L’effetto Blessin, tuttavia, è nei numeri sebbene essi siano mediocri, come la Serie A, e poco lusinghieri: tredici punti in dodici partite, poco più di uno per gara. Si tratta di Balla e Sheva, con la forza attenuante da parte del tecnico ucraino di questo stato d’animo alla vigilia di un complicato calendario trattato di sei proibitive sfide la sua nona, Avesero aveva una media analoga il Genova avrebbe circa i punti dello Spezia e acquisito la quasi certezza di non regredire; Costoro, invece, hanno rastrellato la miseria di dodici punti (nove e tre) in venuno partite complessive. Poiché è la somma che fa il totale, come dice Totò, Blessin ha già conquistato più punti di Ballardini e Shevchenko impiegando nove giornate in meno, dunque mezzo girone. Il Genoa del tedesco naviga a velocità di crocera doppia rispetto a prima (1.08 contro 0.57) ma non basta salvare se fosse successo almeno per vittoria e pareggio tra il 22 maggio.
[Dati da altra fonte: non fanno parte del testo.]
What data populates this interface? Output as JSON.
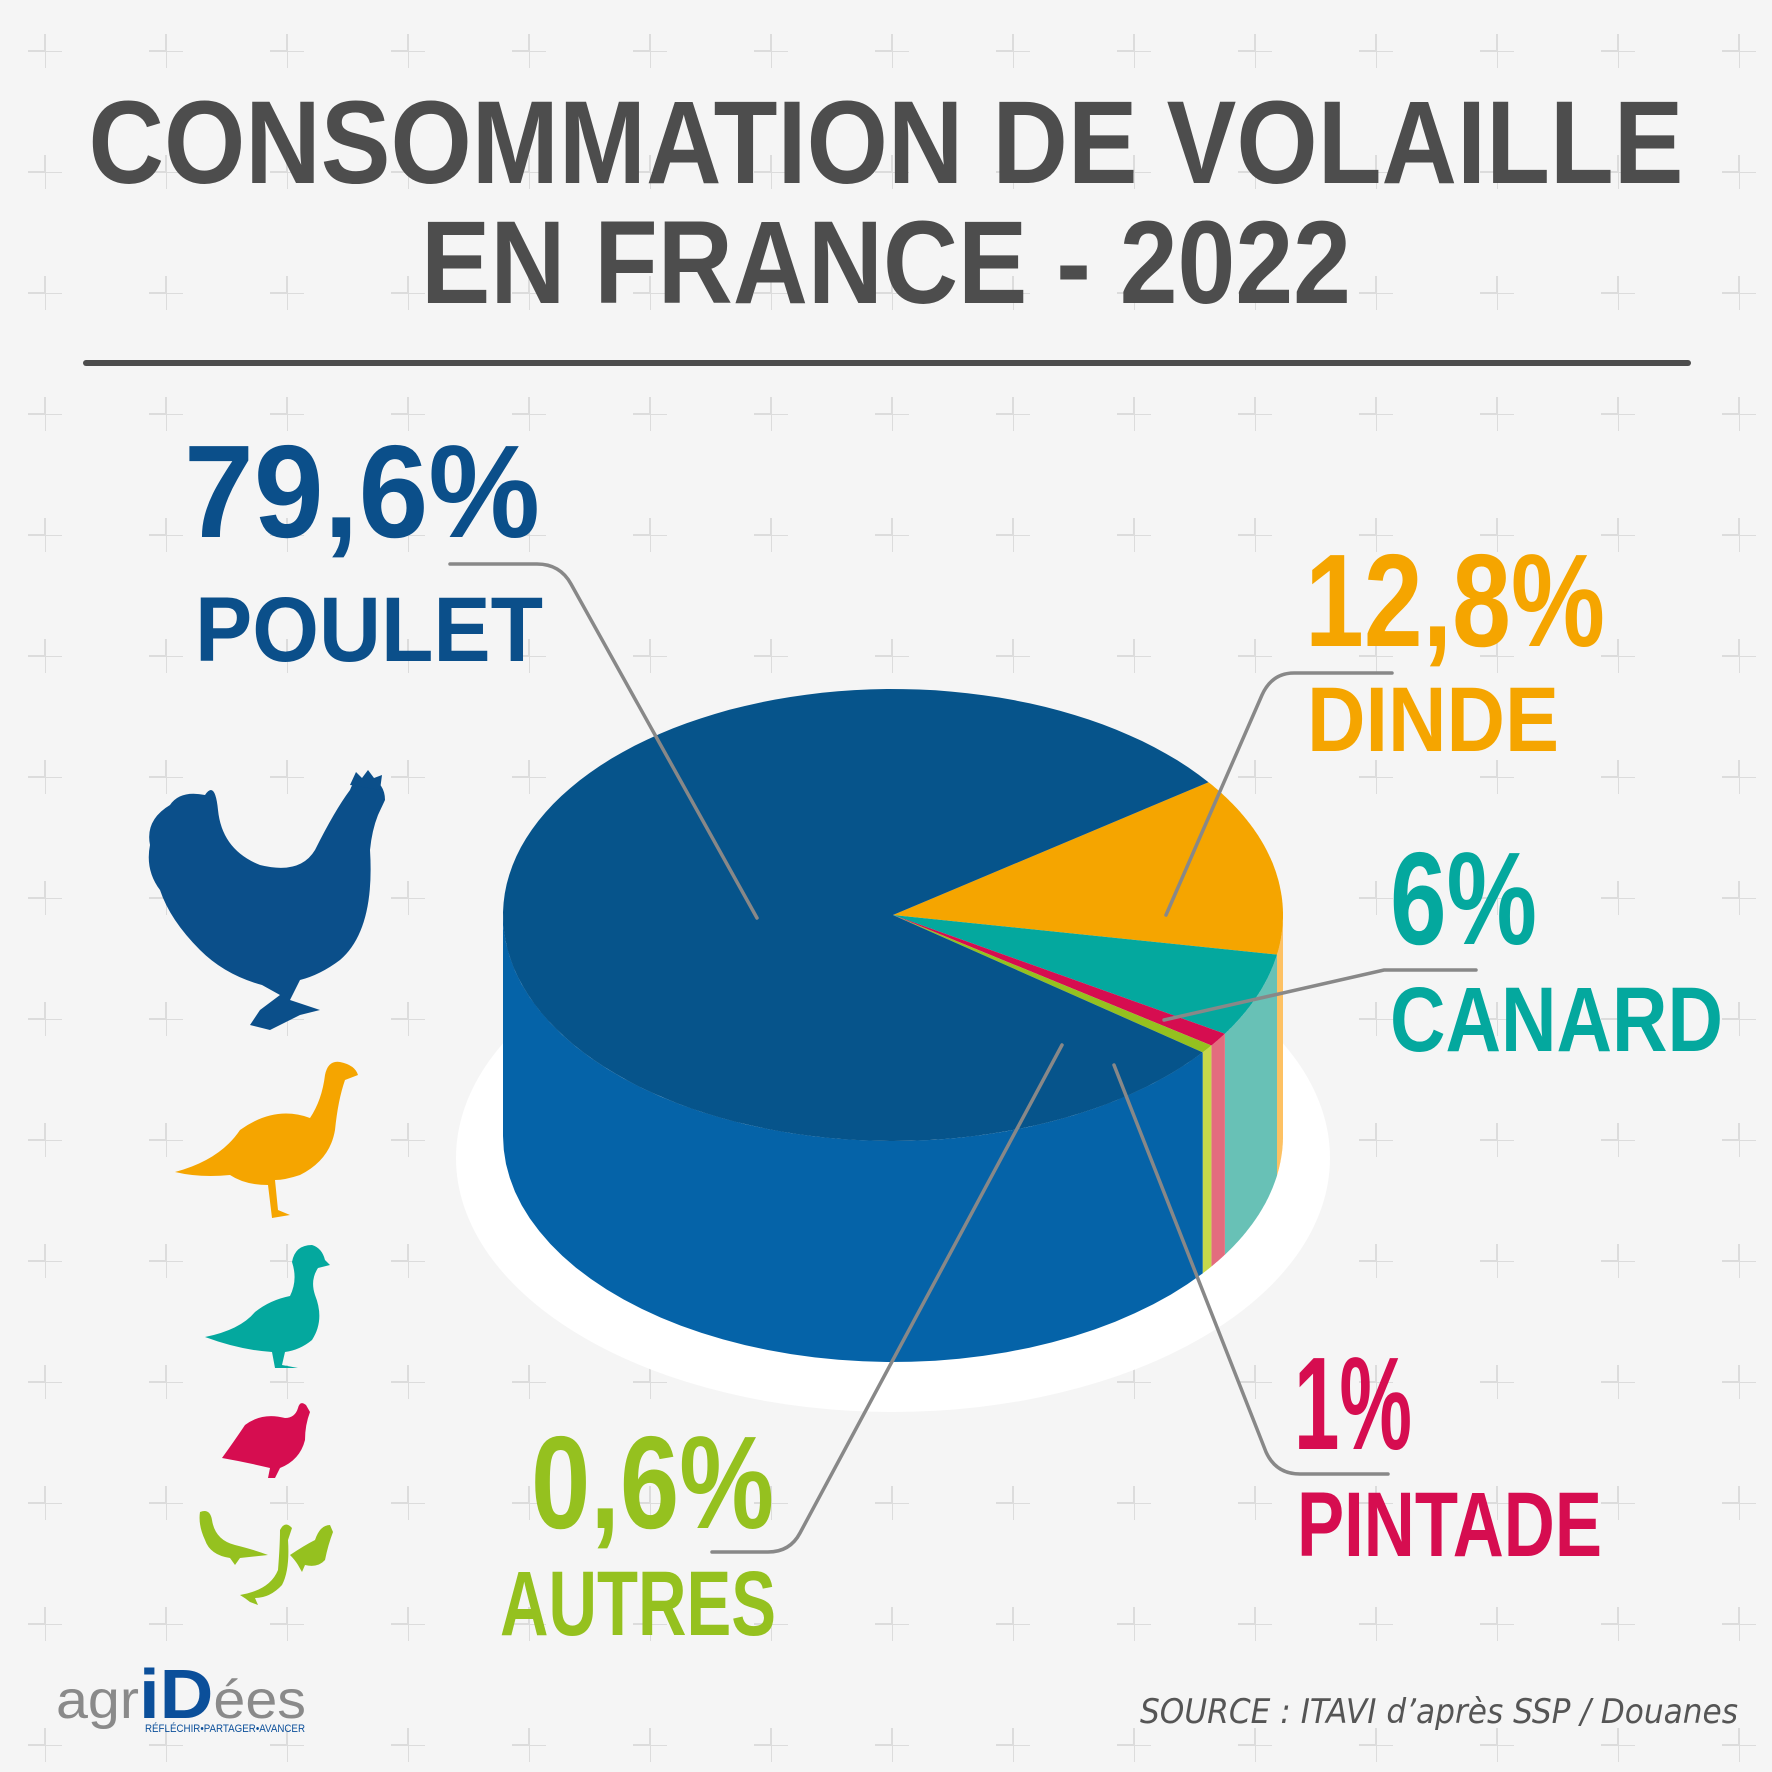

La scelta migliore di Spors è stata Blessin il quale nell’ultimo mese di campionato di certi non-stravolgerà gli equilibrio del proprio atteggiamento tattico, tacciato di ingessato difensivismo per quanto lontano dall’ideale di Gegenpressing e allo stesso modo non scevro da critiche e grossolane perplessità. Continuerà ad impiegare un unico terminale offensivo, che non specifica l’ormai barbosa litania della doppia punta rossoblù, e per la quantità di mal adattato al ruolo e ai compiti, ho incluso un terzo stopper e un omologo medio, perché il Genoa, penultimo in classifica , è costretto a speculare sulla fase difensiva riuscendo a fatica a segnare una marcatura: i rossoblù si giocheranno la salvezza all’ultimo respiro, magari ex equo, se nelle restanti quattro giornate upload less di due goal. Sarà un finale da brivido. Un finale non per tutti. Vieni a riempire il Genoa.